Amadeo Cobas
Es muy atrevido Francisco Castro. Mucho, porque ya desde el principio de esta obra, en una introducción que hace, integrada dentro de la narración, suelta lindezas como que se pueden hacer cosas mejores que escribir: dormir. Y adornándose de este jaez logra restar protagonismo al oficio de escritor, aunque sin dejar de valorarlo, de reconocerlo, nada más y nada menos que afirmando «los escritores escribimos para vivir y para poder sentir, experimentar y hacer en el papel todo lo que no sentimos, experimentamos o hacemos en la realidad». Resumiendo, este letraherido, si en la segunda página del cuerpo de la novela es así de rotundo, concedámosle el beneficio de haber logrado su propósito, siguiendo a Borges, autor a quien cita con reiteración: provocar. Porque en esta introducción se gasta una retranca gallega aguda en doble acepción: afilada porque de verdad hiere, e inteligente porque inserta verdades (a veces) inconfesables, burlándose un poco, en ocasiones muchísimo, de la autocomplacencia que nos gastamos los que nos dedicamos a esto de la creación literaria y de lo que la rodea: «los manuales de literatura (esos libros inservibles)»…

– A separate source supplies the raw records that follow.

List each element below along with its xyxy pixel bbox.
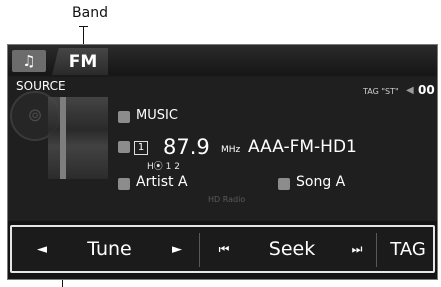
tune-up-button[interactable]: ► <box>162 227 192 271</box>
album-art <box>48 97 108 179</box>
control-bar: ◄ Tune ► ⏮ Seek ⏭ TAG <box>8 221 437 279</box>
frequency: 87.9 <box>163 135 210 159</box>
band-callout-line <box>83 26 84 44</box>
tune-label: Tune <box>87 238 132 260</box>
station-name: AAA-FM-HD1 <box>248 137 357 157</box>
tune-down-button[interactable]: ◄ <box>27 227 57 271</box>
source-tabstrip: ♫ FM <box>8 45 437 75</box>
artist-icon <box>118 178 130 190</box>
song-text: Song A <box>296 174 346 190</box>
genre-icon <box>118 111 130 123</box>
tune-down-icon: ◄ <box>37 241 47 257</box>
control-frame: ◄ Tune ► ⏮ Seek ⏭ TAG <box>10 225 435 273</box>
hd-subchannels: H⦿ 1 2 <box>147 159 180 172</box>
music-note-icon: ♫ <box>22 52 36 70</box>
band-tab-fm[interactable]: FM <box>52 48 108 75</box>
artist-text: Artist A <box>136 174 188 190</box>
seek-up-icon: ⏭ <box>351 241 363 256</box>
volume-level: 00 <box>418 83 435 97</box>
hd-channel-list: 1 2 <box>165 162 180 172</box>
seek-down-button[interactable]: ⏮ <box>209 227 239 271</box>
song-icon <box>278 178 290 190</box>
tag-status: TAG "ST" <box>363 87 399 96</box>
preset-number: 1 <box>134 141 148 155</box>
hd-radio-logo: HD Radio <box>208 195 246 204</box>
antenna-icon: ⊚ <box>27 105 43 126</box>
hd-icon: H⦿ <box>147 162 166 172</box>
seek-down-icon: ⏮ <box>218 241 230 256</box>
seek-up-button[interactable]: ⏭ <box>342 227 372 271</box>
divider-seek-tag <box>376 233 377 267</box>
music-tab[interactable]: ♫ <box>12 50 46 72</box>
genre-text: MUSIC <box>136 108 178 123</box>
tag-button[interactable]: TAG <box>380 227 436 271</box>
tune-up-icon: ► <box>172 241 182 257</box>
seek-label: Seek <box>268 238 316 260</box>
station-id-icon <box>118 141 130 153</box>
band-callout-label: Band <box>72 5 108 21</box>
volume-icon: ◀ <box>406 85 414 96</box>
band-callout-tick <box>79 26 88 27</box>
audio-screen: ♫ FM SOURCE ⊚ TAG "ST" ◀ 00 MUSIC 1 87.9… <box>7 44 438 280</box>
divider-tune-seek <box>199 233 200 267</box>
frequency-unit: MHz <box>221 145 241 155</box>
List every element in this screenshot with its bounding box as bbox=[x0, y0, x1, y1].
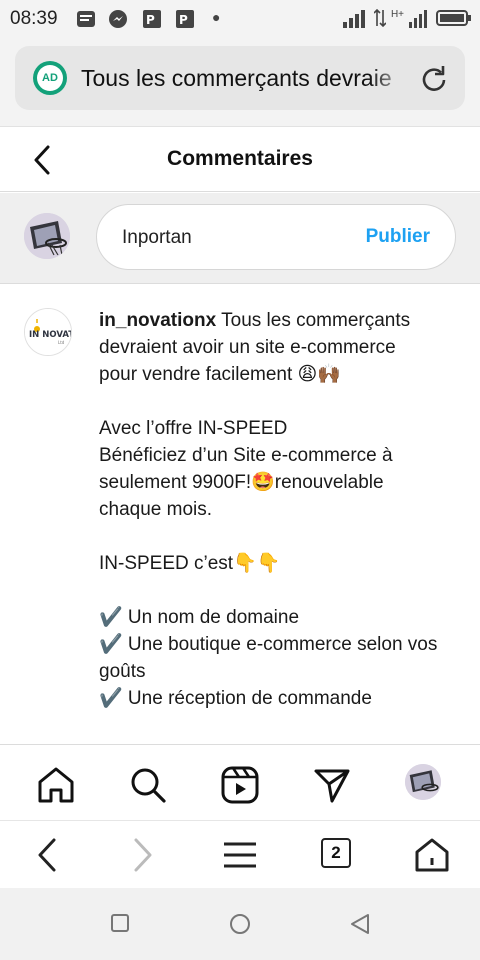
logo-text: IN NOVATION bbox=[29, 330, 72, 340]
svg-text:Ltd: Ltd bbox=[58, 340, 65, 345]
caption-line: ✔️ Une boutique e-commerce selon vos goû… bbox=[99, 634, 438, 682]
ad-badge-icon: AD bbox=[33, 61, 67, 95]
caption-line: Bénéficiez d’un Site e-commerce à seulem… bbox=[99, 445, 393, 520]
browser-forward-icon[interactable] bbox=[122, 835, 162, 875]
battery-icon bbox=[436, 10, 471, 26]
status-bar: 08:39 P P ● H+ bbox=[0, 0, 480, 40]
data-arrows-icon bbox=[373, 8, 386, 28]
system-home-icon[interactable] bbox=[229, 913, 251, 935]
recents-icon[interactable] bbox=[110, 913, 130, 933]
instagram-bottom-nav bbox=[0, 744, 480, 820]
reels-icon[interactable] bbox=[220, 765, 260, 805]
pdf-icon: P bbox=[142, 9, 162, 29]
signal-icon bbox=[342, 10, 365, 28]
menu-icon[interactable] bbox=[220, 835, 260, 875]
system-back-icon[interactable] bbox=[350, 913, 370, 935]
comment-input-text[interactable]: Inportan bbox=[122, 227, 192, 249]
browser-home-icon[interactable] bbox=[412, 835, 452, 875]
tabs-button[interactable]: 2 bbox=[321, 838, 351, 868]
svg-text:P: P bbox=[179, 13, 188, 27]
send-icon[interactable] bbox=[312, 765, 352, 805]
caption-comment: IN NOVATION Ltd in_novationx Tous les co… bbox=[0, 285, 480, 744]
status-time: 08:39 bbox=[10, 8, 58, 29]
search-icon[interactable] bbox=[128, 765, 168, 805]
network-type: H+ bbox=[390, 8, 404, 20]
svg-text:P: P bbox=[146, 13, 155, 27]
system-nav-bar bbox=[0, 888, 480, 960]
caption-line: ✔️ Une réception de commande bbox=[99, 688, 372, 709]
dot-icon: ● bbox=[212, 9, 221, 25]
caption-text: in_novationx Tous les commerçants devrai… bbox=[99, 307, 439, 712]
caption-line: ✔️ Un nom de domaine bbox=[99, 607, 300, 628]
reload-icon[interactable] bbox=[417, 63, 451, 97]
url-text[interactable]: Tous les commerçants devraie bbox=[81, 65, 409, 92]
signal-icon bbox=[409, 10, 427, 28]
comments-header: Commentaires bbox=[0, 126, 480, 192]
notes-icon bbox=[76, 9, 96, 29]
caption-line: IN-SPEED c’est👇👇 bbox=[99, 553, 281, 574]
browser-bottom-bar: 2 bbox=[0, 820, 480, 888]
comment-input[interactable]: Inportan Publier bbox=[96, 204, 456, 270]
publish-button[interactable]: Publier bbox=[366, 226, 430, 248]
profile-avatar[interactable] bbox=[405, 764, 441, 800]
status-right-icons: H+ bbox=[342, 8, 472, 28]
home-icon[interactable] bbox=[36, 765, 76, 805]
messenger-icon bbox=[108, 9, 128, 29]
browser-back-icon[interactable] bbox=[28, 835, 68, 875]
browser-address-bar: AD Tous les commerçants devraie bbox=[0, 40, 480, 126]
author-username[interactable]: in_novationx bbox=[99, 310, 216, 331]
page-title: Commentaires bbox=[167, 147, 313, 170]
pdf-icon: P bbox=[175, 9, 195, 29]
comment-composer: Inportan Publier bbox=[0, 193, 480, 284]
author-avatar[interactable]: IN NOVATION Ltd bbox=[24, 308, 72, 356]
caption-line: Avec l’offre IN-SPEED bbox=[99, 418, 288, 439]
url-field[interactable]: AD Tous les commerçants devraie bbox=[15, 46, 465, 110]
user-avatar[interactable] bbox=[24, 213, 70, 259]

Cuando nos introducimos en la novela, visto el prólogo, no sorprende el intervencionismo del narrador, que no deja en paz al lector aportándole artificio literario a la par que justificación de su proceder, mezclando vivencias personales del autor con la historia del protagonista, Ricardo. ¿Su alter ego? ¿Él mismo? Hasta Francisco Castro deja entrever esta posibilidad. Es ésta una novela que plasma su resultado y que aúna con detallismo (excesivo) el proceso de gestación; es decir, muestra la criatura nacida a la sazón que las intimidades que han desembocado en este parto. Es una novela vestida que desnuda sin pudor la estructura literaria creadora.
Casi podríamos decir que esta novela es un manual sobre cómo escribir una novela, desentrañando como desentraña aquí el escritor los entresijos, vericuetos y recursos de los que ha de valerse quien aspire a volcar sus experiencias vitales («su vida», como seguro que acotaría de este modo el autor, burla burlando), sus anhelos o imposibles para convertirlos en ficción literaria. Léanlo si es así, y disculpen las intromisiones del narrador, saramaguianamente desmenuzador, en la planicie que de otro modo hubiera sido la obra: los gallegos a veces somos un tanto retorcidos. Les garantizo que si les engancha irán pasando páginas y la sonrisa caminará de su lado. A veces, es cierto, una sonrisa triste, desvestida y salpicada de realidad cotidiana.
Hay restos de carmín de color sociológico diseminados entre los párrafos o, por mejor precisar, antisociología; o una muy particular, que entronca en la filosofía cuando augura: «hay que olvidar lo aprendido en la escuela para poder ser felices». ¡Casi nada!
Suenan los ecos de los ochenta: la movida madrileña y la movida viguesa, canciones inigualables, cantantes injubilables, juegos cacofónicos buscados aposta, un sinnúmero de citas literarias, autores de referencia, droga y rock´n´roll, mucha mucha policía. Todo esto se pasea por aquí.
Ah, igual se preguntan qué se cuenta en esta novela, si es que se cuenta algo. En efecto, algo cuenta Francisco Castro, algo trágico: cómo el consumo de heroína aplastó a media generación de jóvenes en un barrio de Vigo.
El fondo es muy crudo, de ahí la acertada fórmula que gestiona el autor para trasladárnoslo.